Transthoracic Echocardiography (TTE) is the most widely-used screening method for the detection of pulmonary hypertension (PH), a life-threatening cardiopulmonary disorder that requires accurate and timely detection for effective management. Automated PH risk detection from TTE can flag subtle indicators of PH that might be easily missed, thereby decreasing variability between operators and enhancing the positive predictive value of the screening test. Previous algorithms for assessing PH risk still rely on pre-identified, single TTE views which might ignore useful information contained in other recordings. Additionally, these methods focus on discerning PH from healthy controls, limiting their utility as a tool to differentiate PH from conditions that mimic its cardiovascular or respiratory presentation.

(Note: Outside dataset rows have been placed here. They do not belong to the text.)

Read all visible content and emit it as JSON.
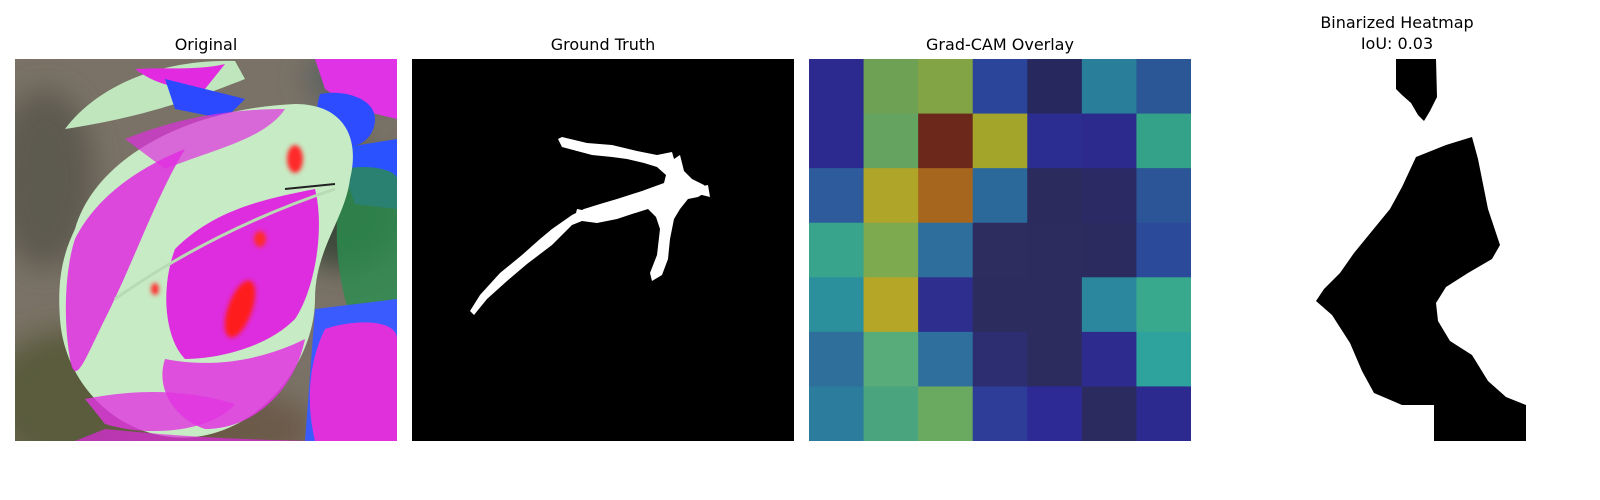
{
  "panels": {
    "original": {
      "title": "Original"
    },
    "ground_truth": {
      "title": "Ground Truth"
    },
    "gradcam": {
      "title": "Grad-CAM Overlay",
      "grid_colors": [
        [
          "#2d2a8f",
          "#6fa155",
          "#83a444",
          "#2b459a",
          "#27285e",
          "#297e9a",
          "#2b5797"
        ],
        [
          "#2d2a8f",
          "#64a460",
          "#6b281b",
          "#a3a52a",
          "#2c2d91",
          "#2c2a8c",
          "#34a189"
        ],
        [
          "#2e5b9c",
          "#aea529",
          "#a7661e",
          "#2b699b",
          "#2b2b5d",
          "#2b2a64",
          "#2b5597"
        ],
        [
          "#38a48c",
          "#7da94f",
          "#2d6e9c",
          "#2d2d5f",
          "#2c2c5e",
          "#2b2b60",
          "#2b4a9a"
        ],
        [
          "#2b8f9c",
          "#b6a628",
          "#2d2e8e",
          "#2c2c5f",
          "#2c2c5f",
          "#2b879d",
          "#38a98d"
        ],
        [
          "#2f6f9c",
          "#58ac7a",
          "#2e6f9d",
          "#2d2d72",
          "#2c2c5f",
          "#2d2c8e",
          "#2ea29c"
        ],
        [
          "#2c7c9e",
          "#4aa47e",
          "#6aaa60",
          "#2d3d98",
          "#2d2a96",
          "#2b2b5f",
          "#2c2a8e"
        ]
      ]
    },
    "binarized": {
      "title_line1": "Binarized Heatmap",
      "title_line2": "IoU: 0.03"
    }
  }
}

To address these issues, we propose EchoFM, an architecture that combines self-supervised learning (SSL) and a transformer model for view-independent detection of PH from TTE. EchoFM 1) incorporates a powerful encoder for feature extraction from frames, 2) overcomes the need for explicit TTE view classification by merging features from all available views, 3) uses a transformer to attend to frames of interest without discarding others, and 4) is trained on a realistic clinical dataset which includes mimicking conditions as controls. Extensive experimentation demonstrates that EchoFM significantly improves PH risk detection over state-of-the-art Convolutional Neural Networks (CNNs).